Der 500 Quadratmeter große Gebäudekomplex in der Obersprucke war von der Awo erst im Februar eröffnet worden. Investiert wurden in das lange leerstehende Objekt ungefähr 380 000 Euro.

Im Tagespflege- und Begegnungszentrum werden Menschen mit Pflegestufe tagsüber betreut. Die Pflegeleistungen und die medizinische Versorgung werden von Fachpersonal übernommen. Anschauen konnten die Besucher den Bereich der Tagespflege, zu dem unter anderem eine Mitmachküche, Kreativ- und Schlafräume sowie ein großes Pflegebad gehören. In einer kleinen Nische können die Rollstühle abgestellt werden. Der Bereich ist so konzipiert, dass auch demenzkranke Patienten mit hohem Bewegungsdrang dort ihre Runden laufen können. Auf der Westseite gibt es eine große Terrasse.

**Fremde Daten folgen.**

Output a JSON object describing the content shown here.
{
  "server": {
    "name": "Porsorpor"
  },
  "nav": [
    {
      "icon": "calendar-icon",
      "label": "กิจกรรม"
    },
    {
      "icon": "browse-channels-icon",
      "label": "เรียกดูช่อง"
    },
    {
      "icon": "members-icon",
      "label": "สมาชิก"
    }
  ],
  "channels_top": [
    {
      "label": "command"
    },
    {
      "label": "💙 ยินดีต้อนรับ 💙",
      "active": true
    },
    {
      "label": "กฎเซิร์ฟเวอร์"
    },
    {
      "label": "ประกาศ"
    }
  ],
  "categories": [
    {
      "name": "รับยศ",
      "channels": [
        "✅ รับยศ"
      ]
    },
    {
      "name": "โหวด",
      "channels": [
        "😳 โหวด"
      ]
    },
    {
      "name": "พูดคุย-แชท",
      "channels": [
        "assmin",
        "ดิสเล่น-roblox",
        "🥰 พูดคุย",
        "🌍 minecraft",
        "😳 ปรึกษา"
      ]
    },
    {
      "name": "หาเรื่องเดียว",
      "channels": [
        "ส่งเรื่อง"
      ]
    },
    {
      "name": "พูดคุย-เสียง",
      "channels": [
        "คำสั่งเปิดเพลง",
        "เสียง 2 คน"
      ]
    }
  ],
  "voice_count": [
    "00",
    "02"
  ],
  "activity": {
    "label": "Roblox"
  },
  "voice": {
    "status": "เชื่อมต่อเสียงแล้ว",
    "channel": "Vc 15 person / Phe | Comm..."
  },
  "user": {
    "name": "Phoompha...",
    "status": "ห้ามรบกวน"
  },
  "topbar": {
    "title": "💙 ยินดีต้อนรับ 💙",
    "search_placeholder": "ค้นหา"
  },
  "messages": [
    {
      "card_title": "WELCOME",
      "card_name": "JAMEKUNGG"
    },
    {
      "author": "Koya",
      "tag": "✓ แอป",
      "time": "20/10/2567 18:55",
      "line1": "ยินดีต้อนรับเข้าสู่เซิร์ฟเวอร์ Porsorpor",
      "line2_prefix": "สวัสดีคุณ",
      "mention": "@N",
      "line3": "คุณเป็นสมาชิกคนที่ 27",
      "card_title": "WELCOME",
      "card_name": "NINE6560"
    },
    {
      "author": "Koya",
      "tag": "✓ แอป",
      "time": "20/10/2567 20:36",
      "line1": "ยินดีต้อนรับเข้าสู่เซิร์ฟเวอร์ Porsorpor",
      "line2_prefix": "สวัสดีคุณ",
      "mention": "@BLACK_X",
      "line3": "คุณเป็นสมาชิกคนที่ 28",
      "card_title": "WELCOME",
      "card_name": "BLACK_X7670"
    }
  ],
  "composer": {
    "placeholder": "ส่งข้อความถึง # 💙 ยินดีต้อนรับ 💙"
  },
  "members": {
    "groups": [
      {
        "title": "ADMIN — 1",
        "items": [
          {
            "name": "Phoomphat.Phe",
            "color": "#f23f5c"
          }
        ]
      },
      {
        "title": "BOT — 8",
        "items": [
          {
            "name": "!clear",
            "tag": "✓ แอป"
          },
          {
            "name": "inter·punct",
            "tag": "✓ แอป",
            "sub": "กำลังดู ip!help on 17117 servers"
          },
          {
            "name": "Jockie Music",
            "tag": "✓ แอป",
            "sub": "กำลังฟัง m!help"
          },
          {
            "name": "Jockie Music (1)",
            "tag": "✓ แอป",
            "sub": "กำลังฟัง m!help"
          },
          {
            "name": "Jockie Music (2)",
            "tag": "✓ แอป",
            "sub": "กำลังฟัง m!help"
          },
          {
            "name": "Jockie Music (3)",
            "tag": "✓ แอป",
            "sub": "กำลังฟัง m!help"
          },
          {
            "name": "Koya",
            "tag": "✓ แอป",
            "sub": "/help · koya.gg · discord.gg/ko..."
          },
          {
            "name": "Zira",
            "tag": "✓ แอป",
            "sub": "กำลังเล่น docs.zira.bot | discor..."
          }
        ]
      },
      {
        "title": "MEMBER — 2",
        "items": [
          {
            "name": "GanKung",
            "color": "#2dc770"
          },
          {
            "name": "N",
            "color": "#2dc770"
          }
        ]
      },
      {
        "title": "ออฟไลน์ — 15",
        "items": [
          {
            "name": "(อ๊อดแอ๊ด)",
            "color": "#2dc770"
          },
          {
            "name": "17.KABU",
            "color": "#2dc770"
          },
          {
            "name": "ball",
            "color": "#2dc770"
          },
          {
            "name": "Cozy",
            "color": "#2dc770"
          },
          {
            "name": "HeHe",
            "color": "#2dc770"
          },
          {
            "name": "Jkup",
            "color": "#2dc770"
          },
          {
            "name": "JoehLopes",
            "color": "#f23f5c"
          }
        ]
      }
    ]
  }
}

Im ebenfalls integrierten Begegnungszentrum können sich Selbsthilfegruppen, Vereine und Interessengemeinschaften treffen. Zur Verfügung stehen ein 80 Quadratmeter großer Begegnungssaal, mehrere kleine Räume, Küche und Dusche. "Mit diesem Herbstfest wollen wir unsere Türen öffnen und unser neues Objekt vorstellen", so Renate Bossack von der Awo. Tagespflegeleiterin Heidi Krüger erzählt, dass täglich zwölf bis 15 Männer und Frauen in die Einrichtung kommen. "Der Bedarf ist groß", sagt sie.

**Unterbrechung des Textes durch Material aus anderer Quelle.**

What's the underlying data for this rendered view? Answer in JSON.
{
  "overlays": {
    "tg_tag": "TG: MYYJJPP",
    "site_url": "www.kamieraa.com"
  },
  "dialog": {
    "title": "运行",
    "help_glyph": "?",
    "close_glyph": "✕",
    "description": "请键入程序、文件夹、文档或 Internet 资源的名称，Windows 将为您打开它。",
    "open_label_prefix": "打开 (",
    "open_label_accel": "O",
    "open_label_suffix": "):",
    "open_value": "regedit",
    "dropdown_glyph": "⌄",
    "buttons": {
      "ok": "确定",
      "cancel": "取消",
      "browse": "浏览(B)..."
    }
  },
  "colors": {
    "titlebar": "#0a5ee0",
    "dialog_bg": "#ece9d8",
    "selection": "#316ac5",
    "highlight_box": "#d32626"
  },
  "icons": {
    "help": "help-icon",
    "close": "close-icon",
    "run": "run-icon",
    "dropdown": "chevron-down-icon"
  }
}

Am Samstag aber wurde gefeiert. Die Kleine Gubener Blasmusik sorgte für die richtige Herbststimmung. Die Frauen des polnischen Frauenvereins "Nysa" kümmerten sich um das leibliche Wohlder Besucher. "Es existieren gute Verbindungen zur polnischen Seite, wo es dank der guten Kontakte des Naemi-Wilke-Stiftes mittlerweile eine gute Zusammenarbeit mit dem Behindertenverein aus Gubin gibt", so Renate Bossack.

Auch waren Mitglieder des Gubiner Seniorenbeirates eingeladen, denn die Awo ist dort vertreten. Beide arbeiten seit Jahren gut zusammen. Gottfried Hain vom Naemi-Wilke-Stift sagte, dass man für das kommende Jahr einen gemeinsamen Plan erarbeiten werde, um die Kräfte, die die freien Träger haben, noch weiter zu bündeln. Am Samstag jedenfalls klappte das hervorragend, denn auch an die kleinsten Besucher war mit einer Bastelstraße gedacht.